Publié le 25 Mar 2010 à 00:00 Église Un commentaire

C’est maintenant le New-York Times qui s’y met ! Lisez ci-dessous le bon article du blog “Benoît et moi” qui démontre bien l’opération de lynchage orchestrée par ceux qui veulent la peau de Benoît XVI. Ce qui fait frémir, c’est d’imaginer qu’il puisse y avoir des complicités à l’intérieur de l’Eglise… Ce pape dérange les médiocres de tout bord. Ce qui écoeure, c’est que les petites victimes des crimes pédophiles dont il est question n’intéressent en fait pas du tout ceux qui hurlent dans les médias. Ces drames sont instrumentalisés pour salir l’Eglise et le Pape.

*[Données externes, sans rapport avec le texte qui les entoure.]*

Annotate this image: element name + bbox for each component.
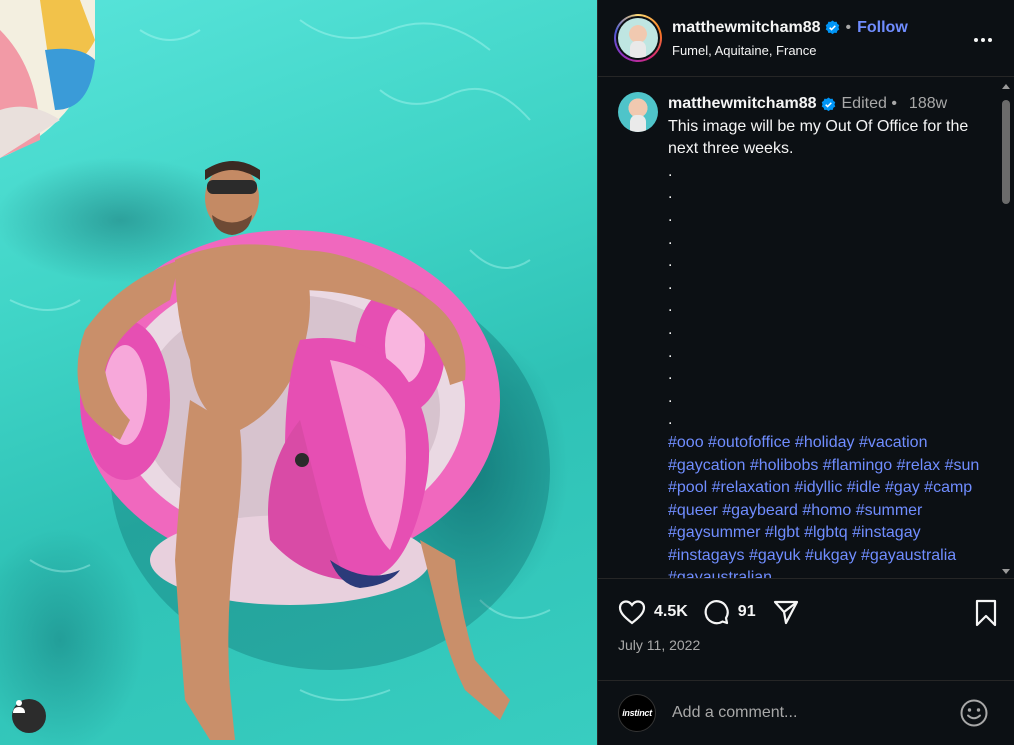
- caption-scrollbar[interactable]: [1000, 80, 1012, 578]
- like-button[interactable]: 4.5K: [618, 599, 688, 625]
- caption-username[interactable]: matthewmitcham88: [668, 93, 817, 116]
- post-actions: 4.5K 91: [618, 597, 998, 627]
- person-icon: [13, 700, 25, 713]
- post-header: matthewmitcham88 • Follow Fumel, Aquitai…: [598, 0, 1014, 77]
- verified-badge-icon: [825, 20, 840, 35]
- paper-plane-icon: [773, 600, 798, 625]
- bookmark-icon[interactable]: [974, 599, 998, 632]
- comment-bar: instinct: [598, 680, 1014, 745]
- caption-text: This image will be my Out Of Office for …: [668, 117, 969, 158]
- post-age[interactable]: 188w: [909, 93, 947, 116]
- more-options-icon[interactable]: [973, 30, 993, 48]
- header-separator: •: [845, 18, 852, 36]
- caption: matthewmitcham88 Edited • 188w This imag…: [668, 93, 988, 578]
- edited-label: Edited •: [841, 95, 897, 112]
- photo-illustration: [0, 0, 551, 740]
- user-tag-button[interactable]: [12, 699, 46, 733]
- comment-bubble-icon: [704, 600, 729, 625]
- post-side-panel: matthewmitcham88 • Follow Fumel, Aquitai…: [597, 0, 1014, 745]
- share-button[interactable]: [772, 598, 800, 626]
- caption-author-avatar[interactable]: [618, 92, 658, 132]
- like-count[interactable]: 4.5K: [654, 603, 688, 621]
- author-username[interactable]: matthewmitcham88: [672, 19, 821, 37]
- post-location[interactable]: Fumel, Aquitaine, France: [672, 43, 908, 58]
- scroll-thumb[interactable]: [1002, 100, 1010, 204]
- scroll-up-arrow-icon[interactable]: [1001, 82, 1011, 92]
- author-avatar[interactable]: [614, 14, 662, 62]
- follow-button[interactable]: Follow: [857, 19, 908, 37]
- heart-icon: [618, 600, 646, 625]
- verified-badge-icon: [821, 97, 836, 112]
- comment-input[interactable]: [672, 704, 942, 722]
- caption-dot-lines: ... ... ... ...: [668, 162, 673, 429]
- caption-hashtags[interactable]: #ooo #outofoffice #holiday #vacation #ga…: [668, 432, 988, 578]
- comment-count[interactable]: 91: [738, 603, 756, 621]
- scroll-down-arrow-icon[interactable]: [1001, 566, 1011, 576]
- caption-scroll-area[interactable]: matthewmitcham88 Edited • 188w This imag…: [598, 78, 1014, 579]
- comment-button[interactable]: 91: [702, 598, 756, 626]
- post-date[interactable]: July 11, 2022: [618, 637, 700, 653]
- beach-ball-float: [0, 0, 95, 158]
- commenter-avatar[interactable]: instinct: [618, 694, 656, 732]
- smiley-icon[interactable]: [959, 698, 989, 733]
- post-photo[interactable]: [0, 0, 597, 745]
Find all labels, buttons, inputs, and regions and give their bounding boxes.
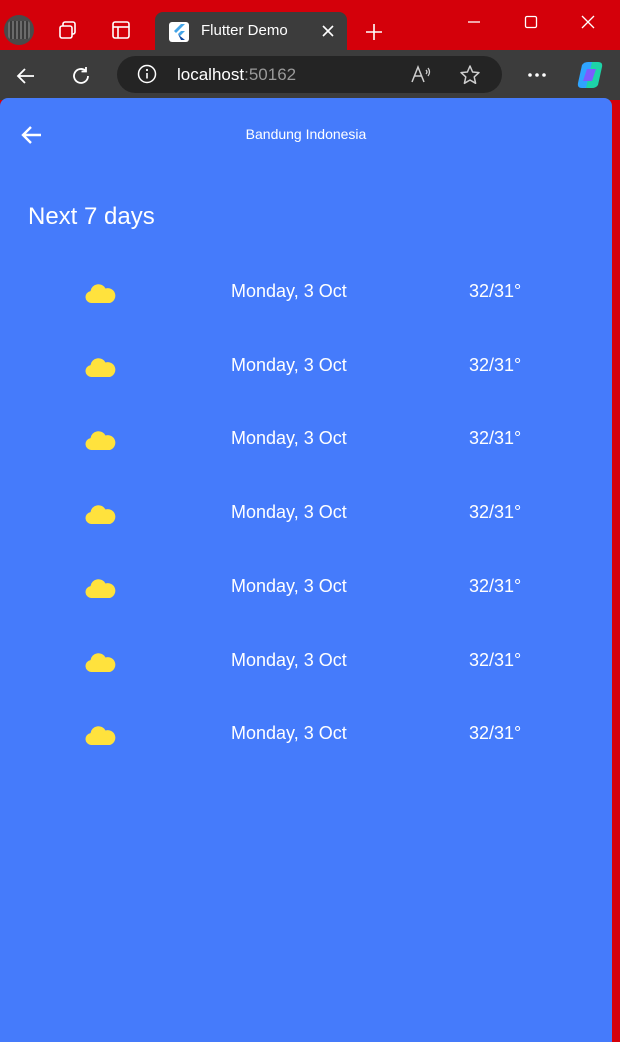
cloud-icon — [85, 284, 116, 303]
cloud-icon — [85, 653, 116, 672]
forecast-date: Monday, 3 Oct — [231, 650, 347, 670]
maximize-icon[interactable] — [519, 10, 543, 34]
new-tab-button[interactable] — [362, 20, 386, 44]
minimize-icon[interactable] — [462, 10, 486, 34]
forecast-date: Monday, 3 Oct — [231, 281, 347, 301]
forecast-day-row: Monday, 3 Oct 32/31° — [0, 417, 612, 457]
forecast-day-row: Monday, 3 Oct 32/31° — [0, 639, 612, 679]
forecast-day-row: Monday, 3 Oct 32/31° — [0, 344, 612, 384]
forecast-date: Monday, 3 Oct — [231, 502, 347, 522]
site-info-icon[interactable] — [137, 64, 157, 84]
back-nav-icon[interactable] — [12, 62, 40, 90]
forecast-temp: 32/31° — [469, 355, 522, 375]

La question n’est pas : “comment aider ces enfants ?” ou “comment vont-ils aujourd’hui ?” ou “qui prend soin d’eux aujourd’hui ?”. Mais uniquement : “comment atteindre le Pape à travers eux ?”. Et on ne sait plus quoi inventer pour essayer de le souiller.

Une seule certitude : ce que fait ce pape pour l’Eglise doit être précieux, pour que la Bête immonde ne cesse ainsi de le tourmenter…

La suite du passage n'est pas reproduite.